Especialização de varas traz efeitos colaterais
Por Gustavo Filgueiras
A tendência parece irreversível. As varas criminais especializadas proliferam, dentro da percepção intuitiva, mas não necessariamente correta, de que nada há a perder se determinadas matérias, em razão de suas especificidades, peculiaridades ou complexidades, forem julgadas de maneira exclusiva por juízos (e juízes) especializados.
O juiz que não precisa saber de tudo, pode, quiçá, saber tudo sobre um tema restrito, dominando suas extremidades, permitindo atualização adequada, conhecendo e reconhecendo, nas situações da vida, os padrões de comportamento que fatalmente aparecerão, dentro da realidade restrita da especialização em que irá exercer sua jurisdição.
Parece bom e desejável que assim seja, e não se pode deixar de reconhecer que, até certo ponto, a especialização contribui positivamente para uma prestação jurisdicional mais eficiente (com todas as reservas que a noção de eficiência suscita, quando se fala de Direito e processo penal).
O que se pode dizer contra essa intuição generalizada? Os paralelos são inevitáveis: acionado por uma reclamação trabalhista, não procurarei, por certo, um tributarista; acossado por dores na coluna, temerárias serão as prescrições de um oftalmologista. O que opor, portanto, a que esse princípio seja estendido àqueles responsáveis por dizer o Direito?
A rotina forense tem nos trazido, nesse tocante, uma resposta inesperada, um efeito colateral indesejado: a transformação do juiz especializado no Guardião do Bem Jurídico Tutelado pela matéria de sua especialização. Assim, o juiz que deveria ser o protetor da Constituição, do devido processo legal e zelador de sua própria isenção, transmuda-se em protetor do bem jurídico objeto de sua especialidade.
A imparcialidade, por mecanismos psicológicos e sociais sutis, dentre os quais a demanda da própria sociedade, vai cedendo lugar a uma posição de combate, em que a proteção ao bem jurídico específico se torna mais importante do que a proteção dos direitos e prerrogativas do jurisdicionado. O foco em determinado bem jurídico tutelado, gerado pela especialização, parece criar um comprometimento do magistrado com a preservação da matéria que a especialização visa tutelar, em detrimento da observação do devido processo legal e da imprescindível isenção.
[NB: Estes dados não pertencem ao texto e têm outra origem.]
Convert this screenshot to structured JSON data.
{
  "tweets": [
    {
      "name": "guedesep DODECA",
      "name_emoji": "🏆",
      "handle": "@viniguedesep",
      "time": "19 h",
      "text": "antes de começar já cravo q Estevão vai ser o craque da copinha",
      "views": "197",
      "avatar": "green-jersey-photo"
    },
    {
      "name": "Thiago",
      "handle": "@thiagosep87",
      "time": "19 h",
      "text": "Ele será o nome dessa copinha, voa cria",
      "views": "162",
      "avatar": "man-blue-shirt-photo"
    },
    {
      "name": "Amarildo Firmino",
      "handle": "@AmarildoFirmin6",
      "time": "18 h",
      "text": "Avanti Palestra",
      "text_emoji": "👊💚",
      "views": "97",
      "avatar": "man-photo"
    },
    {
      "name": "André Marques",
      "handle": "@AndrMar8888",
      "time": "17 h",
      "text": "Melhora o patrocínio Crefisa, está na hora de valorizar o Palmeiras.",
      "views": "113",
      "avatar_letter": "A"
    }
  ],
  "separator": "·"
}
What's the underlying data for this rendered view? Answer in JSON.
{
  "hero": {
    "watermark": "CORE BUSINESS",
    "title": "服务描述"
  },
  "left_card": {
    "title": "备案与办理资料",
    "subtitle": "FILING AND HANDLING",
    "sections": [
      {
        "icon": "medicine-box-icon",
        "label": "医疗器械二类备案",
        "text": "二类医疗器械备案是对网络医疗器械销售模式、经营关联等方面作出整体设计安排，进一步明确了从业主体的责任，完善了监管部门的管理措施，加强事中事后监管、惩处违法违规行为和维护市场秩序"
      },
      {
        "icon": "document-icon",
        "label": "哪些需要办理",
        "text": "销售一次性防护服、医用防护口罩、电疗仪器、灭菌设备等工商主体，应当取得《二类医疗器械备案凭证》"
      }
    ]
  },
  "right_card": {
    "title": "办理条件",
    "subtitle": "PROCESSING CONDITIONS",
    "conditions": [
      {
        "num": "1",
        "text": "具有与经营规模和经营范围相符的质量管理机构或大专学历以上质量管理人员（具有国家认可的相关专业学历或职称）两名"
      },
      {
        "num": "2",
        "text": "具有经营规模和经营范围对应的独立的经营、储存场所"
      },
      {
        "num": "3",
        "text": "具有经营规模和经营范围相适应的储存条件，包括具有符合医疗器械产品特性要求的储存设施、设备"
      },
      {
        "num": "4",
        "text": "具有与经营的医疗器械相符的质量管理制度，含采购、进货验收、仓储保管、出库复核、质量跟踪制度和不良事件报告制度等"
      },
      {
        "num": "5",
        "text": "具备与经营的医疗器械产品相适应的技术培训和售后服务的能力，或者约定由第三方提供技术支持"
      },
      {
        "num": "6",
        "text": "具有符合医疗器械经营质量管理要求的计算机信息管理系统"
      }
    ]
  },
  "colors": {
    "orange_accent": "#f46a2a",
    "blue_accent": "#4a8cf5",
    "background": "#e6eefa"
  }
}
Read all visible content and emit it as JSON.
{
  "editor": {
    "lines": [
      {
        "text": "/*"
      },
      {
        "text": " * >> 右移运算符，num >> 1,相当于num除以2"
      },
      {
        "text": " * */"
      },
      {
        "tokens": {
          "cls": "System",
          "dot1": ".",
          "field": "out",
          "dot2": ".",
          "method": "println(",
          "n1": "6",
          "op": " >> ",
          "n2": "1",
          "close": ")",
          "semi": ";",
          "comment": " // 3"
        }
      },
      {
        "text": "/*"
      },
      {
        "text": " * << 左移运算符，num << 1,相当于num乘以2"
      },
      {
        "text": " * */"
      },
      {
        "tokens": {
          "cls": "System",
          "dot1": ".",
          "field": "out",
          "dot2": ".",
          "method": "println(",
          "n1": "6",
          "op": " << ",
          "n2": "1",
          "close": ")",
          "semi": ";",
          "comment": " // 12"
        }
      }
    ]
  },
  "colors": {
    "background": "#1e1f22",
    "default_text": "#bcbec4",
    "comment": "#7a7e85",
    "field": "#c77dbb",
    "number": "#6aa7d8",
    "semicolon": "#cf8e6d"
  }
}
Os titulares das varas especializadas em evasão de divisas, lavagem de dinheiro ou Lei Maria da Penha, acabam se identificando — também porque assim são identificados pela sociedade — com os respectivos bens jurídicos. Convidados para palestras, serão perguntados sobre sua visão sobre o ‘combate’ à evasão de divisas, discorrerão sobre os percalços na evitação da lavagem de dinheiro, ou ainda em como anda a evolução da proteção da mulher após a edição da lei. Todas preocupações legítimas, mas a questão é: cabe ao juiz a posição de falar em nome da proteção dessas questões?
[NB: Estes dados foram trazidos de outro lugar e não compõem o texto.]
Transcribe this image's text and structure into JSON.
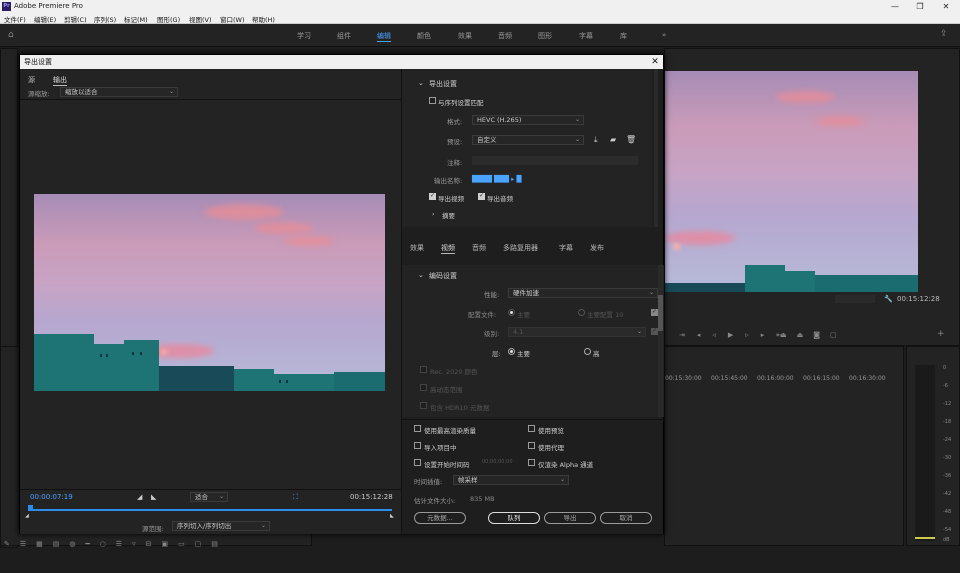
{
  "app": {
    "title": "Adobe Premiere Pro",
    "logo": "Pr"
  },
  "menu": [
    "文件(F)",
    "编辑(E)",
    "剪辑(C)",
    "序列(S)",
    "标记(M)",
    "图形(G)",
    "视图(V)",
    "窗口(W)",
    "帮助(H)"
  ],
  "workspaces": [
    "学习",
    "组件",
    "编辑",
    "颜色",
    "效果",
    "音频",
    "图形",
    "字幕",
    "库"
  ],
  "workspace_active": "编辑",
  "dialog": {
    "title": "导出设置",
    "source": {
      "tabs": [
        "源",
        "输出"
      ],
      "active_tab": "输出",
      "scale_label": "源缩放:",
      "scale_value": "缩放以适合",
      "current_time": "00:00:07:19",
      "fit_value": "适合",
      "end_time": "00:15:12:28",
      "range_label": "源范围:",
      "range_value": "序列切入/序列切出"
    },
    "export_settings": {
      "section": "导出设置",
      "match_sequence": "与序列设置匹配",
      "format_label": "格式:",
      "format_value": "HEVC (H.265)",
      "preset_label": "预设:",
      "preset_value": "自定义",
      "comment_label": "注释:",
      "output_name_label": "输出名称:",
      "output_name_value": "████ ███ ▸ █",
      "export_video": "导出视频",
      "export_audio": "导出音频",
      "summary": "摘要"
    },
    "tabs": [
      "效果",
      "视频",
      "音频",
      "多路复用器",
      "字幕",
      "发布"
    ],
    "active_tab": "视频",
    "encoding": {
      "section": "编码设置",
      "performance_label": "性能:",
      "performance_value": "硬件加速",
      "profile_label": "配置文件:",
      "profile_main": "主要",
      "profile_main10": "主要配置 10",
      "level_label": "级别:",
      "level_value": "4.1",
      "tier_label": "层:",
      "tier_main": "主要",
      "tier_high": "高",
      "rec2020": "Rec. 2020 颜色",
      "hdr": "高动态范围",
      "hdr10": "包含 HDR10 元数据"
    },
    "options": {
      "max_quality": "使用最高渲染质量",
      "use_previews": "使用预览",
      "import_project": "导入项目中",
      "use_proxy": "使用代理",
      "set_start_tc": "设置开始时间码",
      "start_tc_value": "00;00;00;00",
      "alpha_only": "仅渲染 Alpha 通道",
      "interp_label": "时间插值:",
      "interp_value": "帧采样",
      "filesize_label": "估计文件大小:",
      "filesize_value": "835 MB"
    },
    "buttons": {
      "metadata": "元数据...",
      "queue": "队列",
      "export": "导出",
      "cancel": "取消"
    }
  },
  "program_monitor": {
    "timecode": "00:15:12:28"
  },
  "timeline": {
    "ruler": [
      "00:15:30:00",
      "00:15:45:00",
      "00:16:00:00",
      "00:16:15:00",
      "00:16:30:00"
    ]
  },
  "meter": {
    "scale": [
      "0",
      "-6",
      "-12",
      "-18",
      "-24",
      "-30",
      "-36",
      "-42",
      "-48",
      "-54",
      "dB"
    ]
  },
  "colors": {
    "accent": "#4aa3ff",
    "timeline_blue": "#2d8ceb"
  }
}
Antes de ser o mestre de sua especialização, ou o guardião de bem jurídico específico, o juiz, no processo penal, é o guardião de direitos previstos na Constituição. Identificar-se com a guarda de bens jurídicos caros à sociedade é, sem dúvida, mais interessante do que ser um tedioso observador do devido processo legal. Mas trata-se de uma degradação de sua função, em um processo penal de partes, que só se oxigena na presença de um juiz imparcial.
A especialização dentro da matéria criminal vem causando essa identificação excessiva, seja pela demanda externa (como a sociedade vê e o que espera desse juiz especializado), seja do ponto de vista subjetivo: sua auto-imagem vai se construindo não como, exemplificativamente, o juiz da Vara de Violência Doméstica, mas sim como o de juiz de Proteção contra a Violência Doméstica. A desejável posição equidistante das partes vai sendo perdida. Os denominadores comuns com a Polícia Judiciária e o Ministério Público ganham espaço.
O juiz guardião do bem jurídico tutelado é uma distorção, demonstrando que a especialização excessiva em matéria criminal traz, sim, um efeito colateral, que por atingir a prestação jurisdicional no que ela tem de mais vital — a imparcialidade do magistrado — merece reflexão da sociedade jurídica.